Despite the perceived delinquency of the RAF, an analysis of 13 years of RAF claims completion performance shows that it completes an average of 94% of the number of claims annually lodged and spends an average of 106% of income on settlement of claims (RAF Annual Reports 2006 – 2020). The high claims volumes resulting from abnormally high RTC incidence and underfunding over decades has caused a current accumulated backlog of 359 190 claims. This represents a contingent RAF liability of some R 50 billion (calculated using the 2020 average personal claim payment of R 279 950).

The government has a constitutional duty to ensure road safety (see Klopper Hennie ‘The right to road safety’ 2018 (June) DR 20). The government’s failure to effectively comply with this duty (as expressed by SA’s unacceptably high road fatality rate) is the main, real, and actual basic root cause of the RAF problem.
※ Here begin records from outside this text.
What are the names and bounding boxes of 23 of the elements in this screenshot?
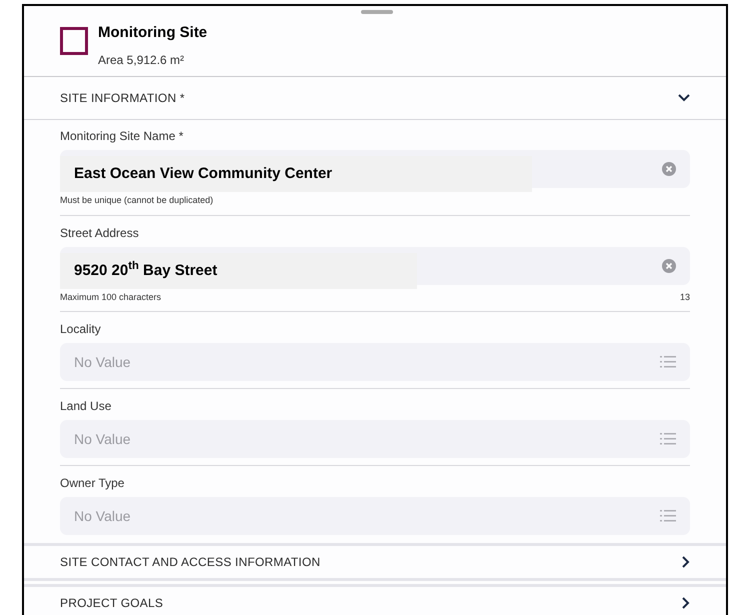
section-header[interactable]: SITE INFORMATION *: [24, 77, 726, 120]
area-text: Area 5,912.6 m²: [98, 52, 186, 68]
field-label: Street Address: [60, 224, 139, 242]
clear-icon[interactable]: [662, 162, 676, 176]
field-label: Monitoring Site Name *: [60, 128, 184, 145]
clear-icon[interactable]: [662, 258, 676, 272]
helper-text: Must be unique (cannot be duplicated): [60, 194, 214, 207]
chevron-right-icon: [682, 556, 690, 568]
site-title: Monitoring Site: [98, 23, 208, 43]
field-label: Owner Type: [60, 475, 124, 492]
section-header[interactable]: SITE CONTACT AND ACCESS INFORMATION: [24, 543, 726, 581]
section-header[interactable]: PROJECT GOALS: [24, 584, 726, 615]
list-icon[interactable]: [660, 510, 676, 522]
drag-handle[interactable]: [361, 10, 393, 14]
chevron-down-icon: [678, 94, 690, 102]
square-icon: [60, 27, 88, 55]
chevron-right-icon: [682, 597, 690, 609]
field-label: Land Use: [60, 398, 112, 415]
field-label: Locality: [60, 321, 101, 338]
helper-text: Maximum 100 characters: [60, 290, 162, 304]
character-count: 13: [680, 290, 690, 304]
list-icon[interactable]: [660, 433, 676, 445]
list-icon[interactable]: [660, 356, 676, 368]
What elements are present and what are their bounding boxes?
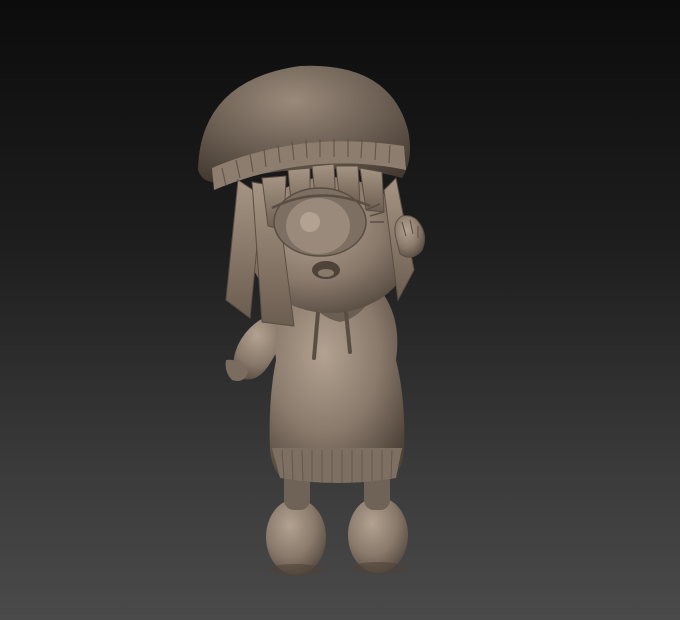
sculpt-model-figure[interactable]	[0, 0, 680, 620]
open-mouth	[312, 261, 340, 279]
boot-left	[266, 499, 326, 576]
sculpt-viewport[interactable]	[0, 0, 680, 620]
raised-hand	[394, 215, 426, 258]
All of the above considerations, make the RAF an inheritas damnosa. Ultimately, it is the unfortunate third party as sole beneficiary of RAF social security, who is the only and hapless victim of such a damned inheritance.

Professor Hennie Klopper BA LLD (UFS) is an Emeritus Professor at the University of Pretoria and legal practitioner at HB Klopper in Pretoria.